Avec une centrale plus moderne et efficiente, nous pourrions produire quelque 140GWh d’électricité annuellement en moyenne avec la même quantité de bagasse qu’aujourd’hui (soit environ 1,75 fois plus d’électricité), ce qui représenterait une hausse de 60GWh additionnels de part d’énergie verte dans le mix énergétique local en base load.
Penser à l’après-charbon est devenu primordial si l’on aspire à bâtir notre sécurité énergétique. Qu’attendez-vous du nouveau National Biomass Framework ?
Le National Biomass Framework, annoncé en 2020 par le gouvernement mais qui se fait toujours attendre, est essentiel ! L’avenir de notre projet 100% biomasse repose entièrement dessus car pour qu’un tel projet soit viable, il faut que la biomasse soit payée à sa juste valeur par le CEB. Cette nouvelle politique pourrait également donner vie à une nouvelle industrie de la biomasse à Maurice et aidera certainement les planteurs de cannes en valorisant la paille laissée aux champs. En attendant la publication de ce Framework, nous avons lancé à notre niveau plusieurs tests et études sur la production et l’utilisation de différentes sources de biomasse, telles que l’eucalyptus, afin de préparer au mieux l’avenir de l’énergie renouvelable à Maurice.

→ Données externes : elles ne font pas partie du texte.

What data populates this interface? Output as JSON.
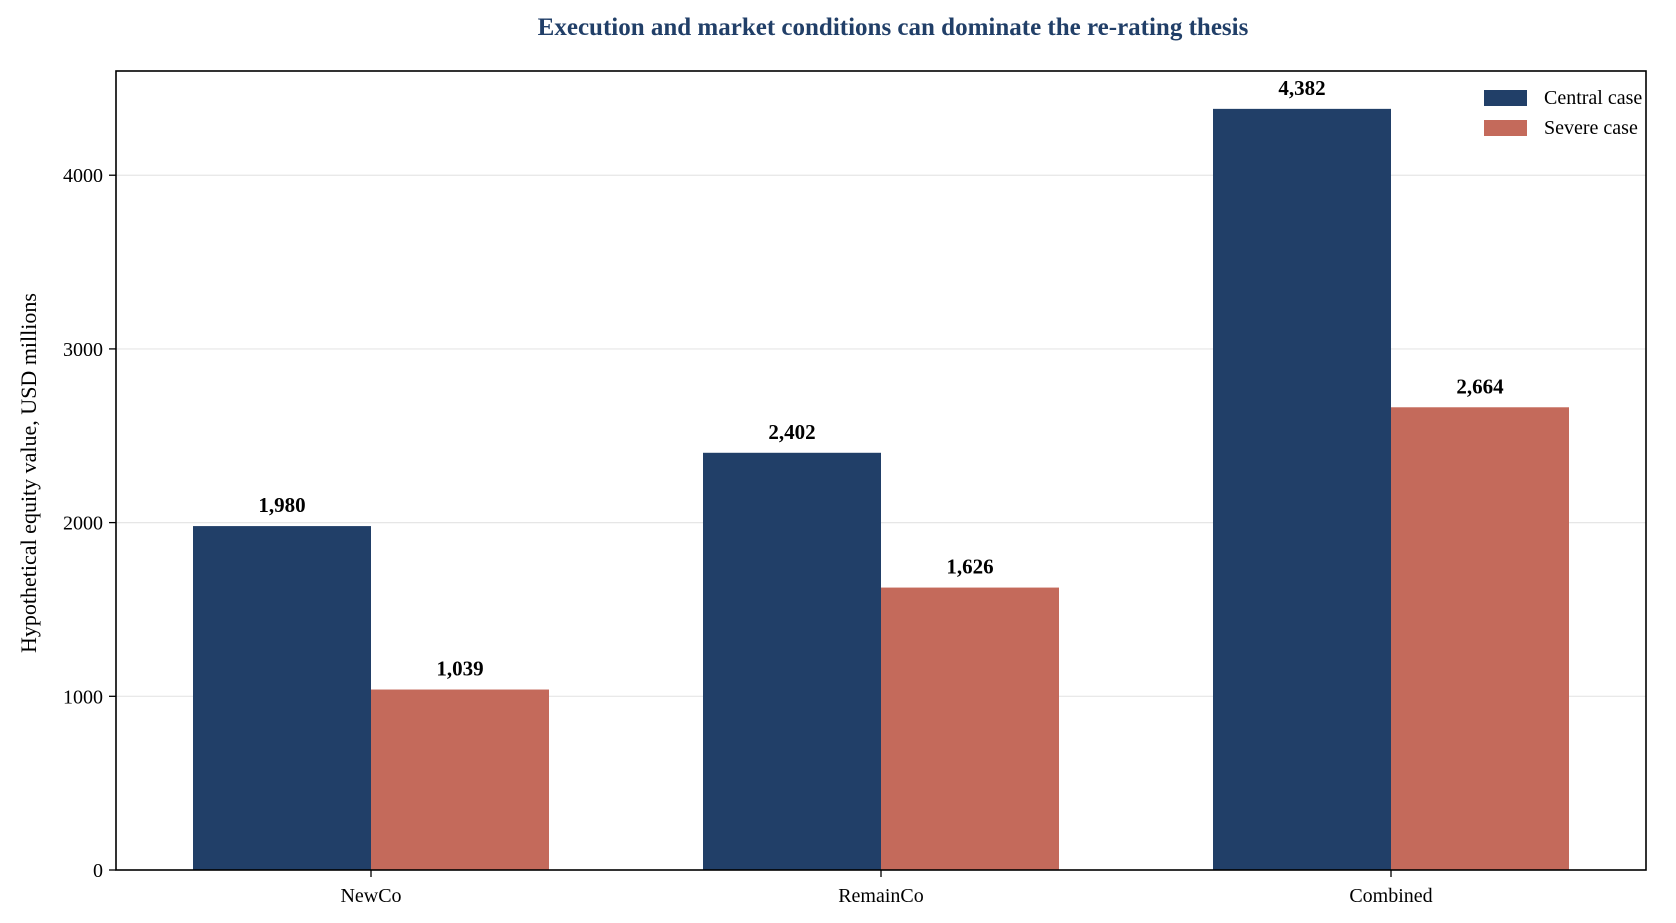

Il faut aussi préciser que la biomasse offre un avantage clé par rapport à d’autres sources d’énergie renouvelable : sa capacité à fournir une énergie de base stable et fiable. Le National Biomass Framework est donc crucial pour notre pays, car il permettra de renforcer notre capacité à produire de l’énergie verte en continu.
La rémunération ‘long-overdue’ de la bagasse à hauteur de Rs 3,50 le kWh a été une bouffée d’oxygène pour toutes les composantes du secteur. Selon certains observateurs, il y a encore des efforts à faire surtout dans la perspective de nos objectifs de production d’au moins 60 % des besoins en électricité du pays à partir de sources renouvelables d’ici 2030. Qu’en pensez-vous ?

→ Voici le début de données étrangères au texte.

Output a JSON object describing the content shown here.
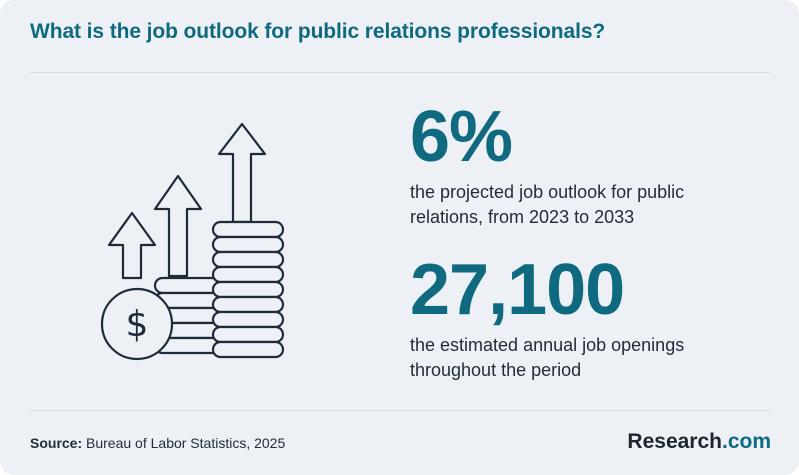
{
  "header": {
    "title": "What is the job outlook for public relations professionals?"
  },
  "stats": [
    {
      "value": "6%",
      "description": "the projected job outlook for public relations, from 2023 to 2033"
    },
    {
      "value": "27,100",
      "description": "the estimated annual job openings throughout the period"
    }
  ],
  "footer": {
    "source_label": "Source:",
    "source_text": "Bureau of Labor Statistics, 2025",
    "brand_name": "Research",
    "brand_tld": ".com"
  },
  "illustration": {
    "icon": "coin-stacks-growth-icon",
    "currency_symbol": "$"
  },
  "colors": {
    "background": "#edf1f6",
    "accent": "#0f6a80",
    "text": "#232c3b",
    "icon_stroke": "#1f2a3a"
  }
}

Comme évoqué plus tôt, cette rémunération est une bouffée d’oxygène qui permet à l’ensemble des planteurs de cannes d’envisager un avenir meilleur pour notre industrie. Cela étant dit, pour ce qui est du secteur de l’énergie, il s’agit plutôt d’un premier pas. Je suis toutefois convaincu que le Biomass Framework, annoncé en 2020, renforcera la position du gouvernement et du pays en faveur des énergies renouvelables, ce qui est essentiel si nous voulons atteindre l’objectif de 60% d’énergie verte d’ici 2030.
En tant que groupe mauricien, nous sommes déterminés à jouer un rôle clé pour concrétiser cet objectif. Nous prévoyons d’ailleurs la construction d’une nouvelle centrale 100% biomasse, ainsi que la mise en place de projets solaires et éoliens dans l’Est de l’île. Or, pour que cette vision devienne réalité, il est impératif que notre pays se donne les moyens de ses ambitions. Le gouvernement et le CEB doivent ainsi agir rapidement pour faciliter la mise en place de projets d’énergies renouvelables dans toutes les régions de l’île, car l’avenir de Maurice en dépend.